PROVAS E EVIDÊNCIAS

Muitos hão de achar este artigo tolo e desnecessário, mas vejo, pelos debates que tenho tido na internet, que muitas pessoas não sabem a distinção entre provas e evidências. Dizem que a ciência trabalha com evidências, mas muitos ficam indignados quando eu digo que a ciência não prova coisa alguma. Muitos não entendem um argumento que já virou clichê dos ateus, mas que tem inegável correção: não se pode pedir evidências de inexistência, apenas de existência. Enquanto muitos teístas acham que essa afirmação está equivocada, clamam que possuem evidências da existência de Deus. Eles possuem evidências ou provas? A ciência prova alguma coisa? É possível uma evidência de Deus? É possível provar ou evidenciar inexistência? Para responder isso é preciso entender a distinção entre uma coisa e outra.

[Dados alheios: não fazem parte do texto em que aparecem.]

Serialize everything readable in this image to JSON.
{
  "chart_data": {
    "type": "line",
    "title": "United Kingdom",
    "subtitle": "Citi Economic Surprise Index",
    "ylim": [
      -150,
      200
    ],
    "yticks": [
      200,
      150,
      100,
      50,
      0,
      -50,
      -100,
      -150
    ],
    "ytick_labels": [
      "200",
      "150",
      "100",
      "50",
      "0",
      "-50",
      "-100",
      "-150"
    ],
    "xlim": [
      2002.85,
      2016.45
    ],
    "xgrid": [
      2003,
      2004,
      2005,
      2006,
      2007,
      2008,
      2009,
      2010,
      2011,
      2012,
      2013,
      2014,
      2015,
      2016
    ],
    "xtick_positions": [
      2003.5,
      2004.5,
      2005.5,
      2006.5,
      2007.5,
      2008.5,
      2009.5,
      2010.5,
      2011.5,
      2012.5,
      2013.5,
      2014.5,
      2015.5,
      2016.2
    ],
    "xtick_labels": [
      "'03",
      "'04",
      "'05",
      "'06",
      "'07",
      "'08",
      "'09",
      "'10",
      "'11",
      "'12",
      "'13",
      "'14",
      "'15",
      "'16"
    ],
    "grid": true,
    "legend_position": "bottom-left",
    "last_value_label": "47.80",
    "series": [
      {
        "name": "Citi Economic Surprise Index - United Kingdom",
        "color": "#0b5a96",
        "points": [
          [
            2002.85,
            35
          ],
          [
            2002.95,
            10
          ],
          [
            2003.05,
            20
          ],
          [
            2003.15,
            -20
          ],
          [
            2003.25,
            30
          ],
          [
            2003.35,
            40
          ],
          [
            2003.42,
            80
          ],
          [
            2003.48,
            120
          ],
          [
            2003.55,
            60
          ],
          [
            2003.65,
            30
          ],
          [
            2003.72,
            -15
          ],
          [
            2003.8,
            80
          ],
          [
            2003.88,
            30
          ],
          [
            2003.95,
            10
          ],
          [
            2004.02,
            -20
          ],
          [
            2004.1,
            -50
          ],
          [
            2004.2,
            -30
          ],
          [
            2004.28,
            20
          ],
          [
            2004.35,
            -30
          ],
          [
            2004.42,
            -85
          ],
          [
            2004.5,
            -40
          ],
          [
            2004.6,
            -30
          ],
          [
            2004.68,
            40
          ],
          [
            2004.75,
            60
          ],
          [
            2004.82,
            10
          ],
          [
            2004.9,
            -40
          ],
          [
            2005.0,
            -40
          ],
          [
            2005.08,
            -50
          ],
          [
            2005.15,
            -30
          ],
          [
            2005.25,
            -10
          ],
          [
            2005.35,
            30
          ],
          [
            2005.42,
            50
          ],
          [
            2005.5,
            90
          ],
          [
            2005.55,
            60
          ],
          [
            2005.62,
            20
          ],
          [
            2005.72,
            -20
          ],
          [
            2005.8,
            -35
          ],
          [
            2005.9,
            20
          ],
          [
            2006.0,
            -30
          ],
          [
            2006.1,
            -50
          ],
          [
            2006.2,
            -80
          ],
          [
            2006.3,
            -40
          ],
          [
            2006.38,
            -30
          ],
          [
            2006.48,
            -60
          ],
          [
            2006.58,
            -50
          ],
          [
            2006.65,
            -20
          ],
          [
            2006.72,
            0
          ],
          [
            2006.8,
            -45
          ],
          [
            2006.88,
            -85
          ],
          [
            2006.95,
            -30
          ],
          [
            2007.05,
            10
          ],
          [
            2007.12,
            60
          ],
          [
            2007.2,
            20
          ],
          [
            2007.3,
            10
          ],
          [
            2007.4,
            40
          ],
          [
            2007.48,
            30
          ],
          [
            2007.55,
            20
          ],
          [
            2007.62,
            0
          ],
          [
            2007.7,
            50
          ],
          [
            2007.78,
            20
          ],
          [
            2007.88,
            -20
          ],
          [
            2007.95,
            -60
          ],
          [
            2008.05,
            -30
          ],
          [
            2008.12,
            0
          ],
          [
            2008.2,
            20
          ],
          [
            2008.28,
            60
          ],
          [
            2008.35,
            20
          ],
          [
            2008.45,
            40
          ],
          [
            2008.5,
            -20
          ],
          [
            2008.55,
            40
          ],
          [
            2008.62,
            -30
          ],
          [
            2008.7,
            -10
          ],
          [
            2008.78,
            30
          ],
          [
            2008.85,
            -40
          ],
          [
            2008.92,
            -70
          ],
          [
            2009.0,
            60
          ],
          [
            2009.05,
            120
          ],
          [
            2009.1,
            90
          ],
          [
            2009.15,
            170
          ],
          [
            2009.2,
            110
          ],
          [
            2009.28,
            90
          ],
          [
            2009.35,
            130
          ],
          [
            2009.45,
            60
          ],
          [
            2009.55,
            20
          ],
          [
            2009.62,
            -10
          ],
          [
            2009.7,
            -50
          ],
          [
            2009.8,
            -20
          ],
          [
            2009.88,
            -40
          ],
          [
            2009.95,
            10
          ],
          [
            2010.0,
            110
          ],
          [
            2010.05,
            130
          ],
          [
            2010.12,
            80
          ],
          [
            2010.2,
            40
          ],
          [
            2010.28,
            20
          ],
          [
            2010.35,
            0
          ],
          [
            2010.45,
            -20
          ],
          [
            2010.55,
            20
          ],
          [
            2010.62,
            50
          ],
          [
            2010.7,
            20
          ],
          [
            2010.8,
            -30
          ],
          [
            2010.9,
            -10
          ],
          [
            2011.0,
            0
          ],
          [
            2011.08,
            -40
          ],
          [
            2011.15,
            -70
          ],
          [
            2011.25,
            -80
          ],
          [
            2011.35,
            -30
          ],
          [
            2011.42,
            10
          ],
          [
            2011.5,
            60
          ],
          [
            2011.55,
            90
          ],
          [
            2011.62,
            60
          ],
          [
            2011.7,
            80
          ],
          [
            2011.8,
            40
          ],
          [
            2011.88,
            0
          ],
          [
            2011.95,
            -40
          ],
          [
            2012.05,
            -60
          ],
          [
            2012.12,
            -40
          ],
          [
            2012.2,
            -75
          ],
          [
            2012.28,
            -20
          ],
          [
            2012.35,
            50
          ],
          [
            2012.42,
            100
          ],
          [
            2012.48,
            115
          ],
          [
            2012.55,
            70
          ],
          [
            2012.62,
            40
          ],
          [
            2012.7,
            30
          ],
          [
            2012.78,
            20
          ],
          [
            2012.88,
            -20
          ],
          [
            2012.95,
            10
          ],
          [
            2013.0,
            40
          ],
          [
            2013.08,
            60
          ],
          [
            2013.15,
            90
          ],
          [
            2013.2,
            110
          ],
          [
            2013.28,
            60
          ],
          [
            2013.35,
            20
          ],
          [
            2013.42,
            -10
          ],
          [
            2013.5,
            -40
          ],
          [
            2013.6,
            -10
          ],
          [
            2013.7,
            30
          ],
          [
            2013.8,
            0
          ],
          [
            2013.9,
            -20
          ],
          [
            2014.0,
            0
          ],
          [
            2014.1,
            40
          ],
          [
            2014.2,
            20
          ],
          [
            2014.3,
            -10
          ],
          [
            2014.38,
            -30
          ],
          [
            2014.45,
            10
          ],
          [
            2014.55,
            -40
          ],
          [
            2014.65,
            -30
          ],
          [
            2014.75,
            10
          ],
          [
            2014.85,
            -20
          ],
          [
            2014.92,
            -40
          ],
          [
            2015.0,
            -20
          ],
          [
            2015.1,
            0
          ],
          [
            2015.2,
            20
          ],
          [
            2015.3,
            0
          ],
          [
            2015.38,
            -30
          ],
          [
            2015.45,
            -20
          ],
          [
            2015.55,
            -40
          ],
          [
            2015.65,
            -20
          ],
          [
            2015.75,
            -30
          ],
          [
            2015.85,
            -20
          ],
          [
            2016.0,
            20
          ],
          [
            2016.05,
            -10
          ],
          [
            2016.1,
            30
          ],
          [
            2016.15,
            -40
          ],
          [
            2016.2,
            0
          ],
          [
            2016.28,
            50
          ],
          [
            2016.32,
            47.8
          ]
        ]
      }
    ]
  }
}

Uma prova é uma demonstração de que o contrário de uma certa afirmação é logicamente impossível, quer seja por ela ser absurda, quer seja por ela ser contraditória. Uma prova jamais pode ser derrubada ou refutada, uma vez que uma conclusão contrária a dela é algo logicamente absurdo. As provas também são independentes das experiências. Quando algo está provado, não é necessário experiências a fim de fortalecer a prova. Nesse sentido, apenas a matemática e a lógica podem fornecer provas. Por outro lado, uma evidência é a apreensão sensível de um dado objeto. Outros preferem dizer que é a manifestação do objeto, mas acho essa definição demasiado objetiva e arrogante. Prefiro dizer que as evidências se limitam a percepção de algo, quer ele exista ou não. Desta forma, uma evidência não é uma prova de algo, uma vez que ela não é capaz de demonstrar que seu contrário é impossível. Se vejo uma pedra, por exemplo, tenho uma evidência, mas ela não prova que a pedra existe, pois seu contrário, ou seja, que a pedra não existe, não é logicamente impossível. Não é impossível que não exista nenhuma pedra diante de mim e que eu esteja apenas delirando, portanto, evidências não servem como provas. A única coisa que a evidência prova é ela mesma: é impossível que eu não esteja vendo uma pedra no momento em que esteja a vê-la. Mas disso não posso concluir pela existência de algo que vai além da minha experiência. Só posso concluir a existência da experiência, não do objeto dela.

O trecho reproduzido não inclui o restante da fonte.